Through the use of imputation to identify and fine-map genetic associations in IIM, the authors were able to identify three new genome-wide associations across all patients: STAT4, SDK2, and LINC00924. They also identified a novel genome-wide association with NAB1 in the subgroup of patients with polymyositis. Finally, the HLA region was found to be the most significant genetic risk factor for the entire IIM group, and the most significant risk in this region was seen in the group with antibodies to Jo-1. This is important since the study represents the largest genetic association study to date investigating non-HLA genes in patients with anti-Jo-1 autoantibodies.⁴ 

Dr. Amos was able to describe research techniques that are novel and interesting, and clearly the future of investigation on myositis will continue to employ these strategies.

In Sum

The entirety of the session was informative and exciting, and the audience was provided both with clinical pearls and food-for-thought regarding future research directions. The effects of myositis may be to cause weakness, but the strengths of this session can be found in the light that is now shed on understanding myositis in all its many forms.

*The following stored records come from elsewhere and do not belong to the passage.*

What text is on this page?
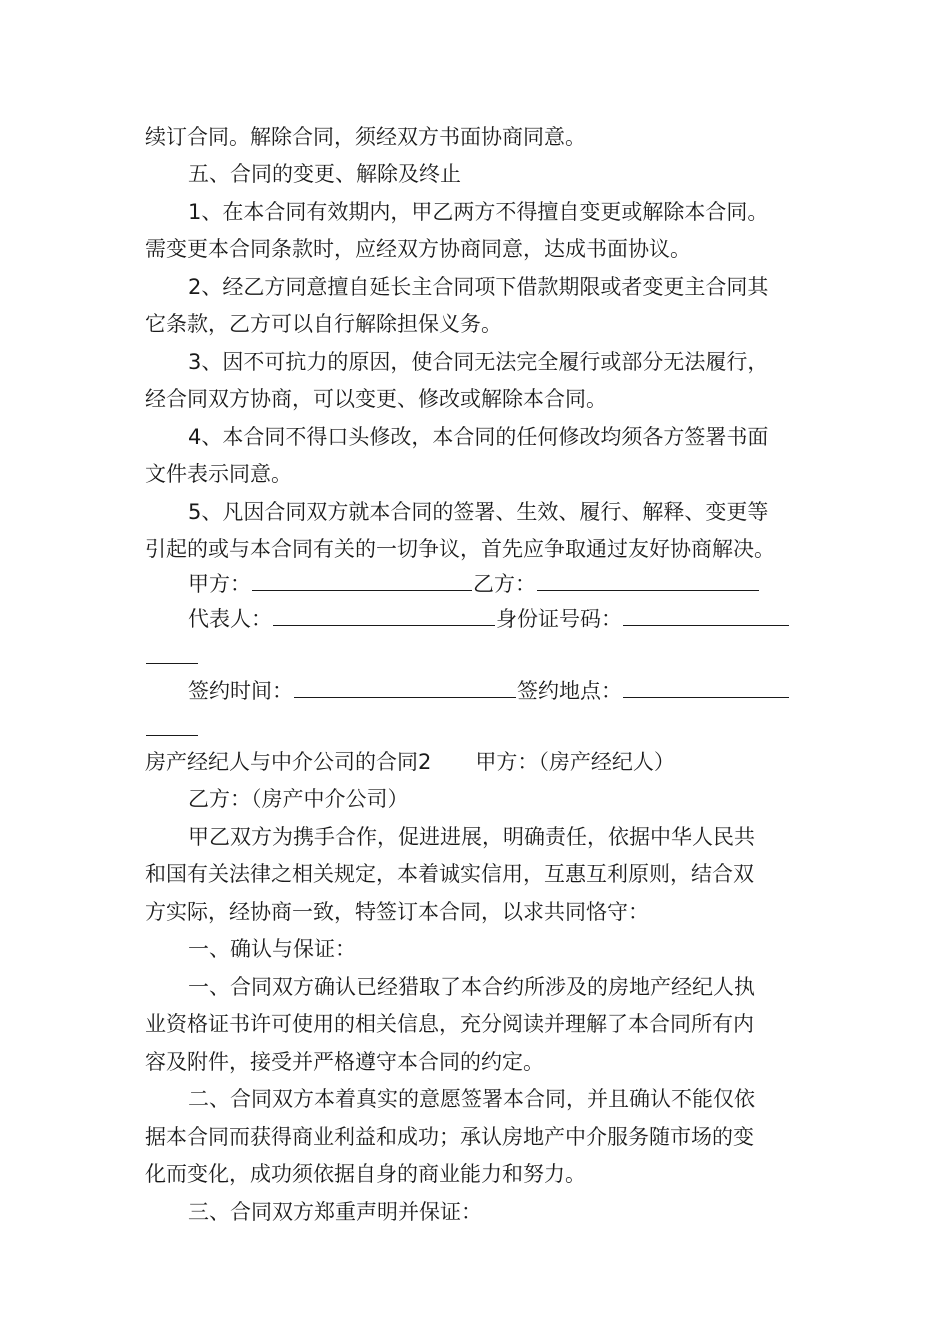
续订合同。解除合同，须经双方书面协商同意。
五、合同的变更、解除及终止
1、在本合同有效期内，甲乙两方不得擅自变更或解除本合同。
需变更本合同条款时，应经双方协商同意，达成书面协议。
2、经乙方同意擅自延长主合同项下借款期限或者变更主合同其
它条款，乙方可以自行解除担保义务。
3、因不可抗力的原因，使合同无法完全履行或部分无法履行，
经合同双方协商，可以变更、修改或解除本合同。
4、本合同不得口头修改，本合同的任何修改均须各方签署书面
文件表示同意。
5、凡因合同双方就本合同的签署、生效、履行、解释、变更等
引起的或与本合同有关的一切争议，首先应争取通过友好协商解决。
甲方：	乙方：
代表人：	身份证号码：
签约时间：	签约地点：
房产经纪人与中介公司的合同2 甲方：（房产经纪人）
乙方：（房产中介公司）
甲乙双方为携手合作，促进进展，明确责任，依据中华人民共
和国有关法律之相关规定，本着诚实信用，互惠互利原则，结合双
方实际，经协商一致，特签订本合同，以求共同恪守：
一、确认与保证：
一、合同双方确认已经猎取了本合约所涉及的房地产经纪人执
业资格证书许可使用的相关信息，充分阅读并理解了本合同所有内
容及附件，接受并严格遵守本合同的约定。
二、合同双方本着真实的意愿签署本合同，并且确认不能仅依
据本合同而获得商业利益和成功；承认房地产中介服务随市场的变
化而变化，成功须依据自身的商业能力和努力。
三、合同双方郑重声明并保证：
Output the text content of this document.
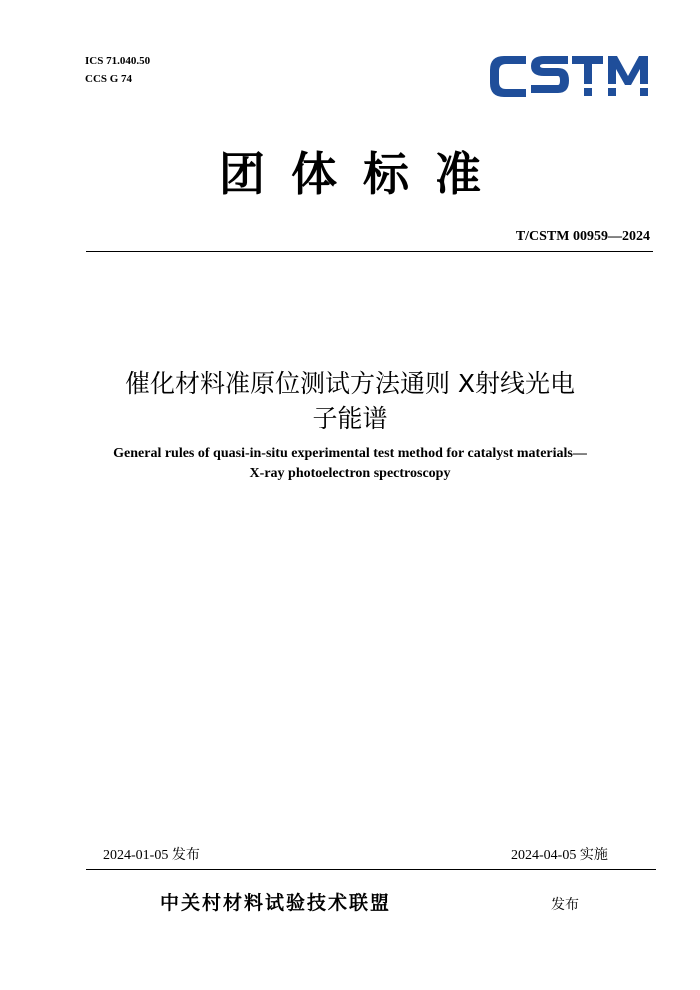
ICS 71.040.50
CCS G 74
团体标准
T/CSTM 00959—2024
催化材料准原位测试方法通则 X射线光电
子能谱
General rules of quasi-in-situ experimental test method for catalyst materials—
X-ray photoelectron spectroscopy
2024-01-05 发布	2024-04-05 实施
中关村材料试验技术联盟	发布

Jason Liebowitz, MD, is an assistant professor of medicine in the Division of Rheumatology at Columbia University Vagelos College of Physicians and Surgeons, New York.

References

1. Pinal-Fernandez I, Casal-Dominguez M, Derfoul A, et al. Identification of distinctive interferon gene signatures in different types of myositis. Neurology. 2019;93(12):e1193–e1204.
2. Pinal-Fernandez I, Casal-Dominguez M, Derfoul A, et al. Machine learning algorithms reveal unique gene expression profiles in muscle biopsies from patients with different types of myositis. Ann Rheum Dis. 2020;79(9):1234–1242.
3. Pinal-Fernandez I, Quintana A, Milisenda JC, et al. Transcriptomic profiling reveals distinct subsets of immune checkpoint inhibitor induced myositis. Ann Rheum Dis. 2023;82(6):829–836.
4. Rothwell S, Amos CI, Miller FW, et al. Identification of novel associations and localization of signals in idiopathic inflammatory myopathies using genome-wide imputation. Arthritis Rheumatol. 2023;75(6):1021–1027.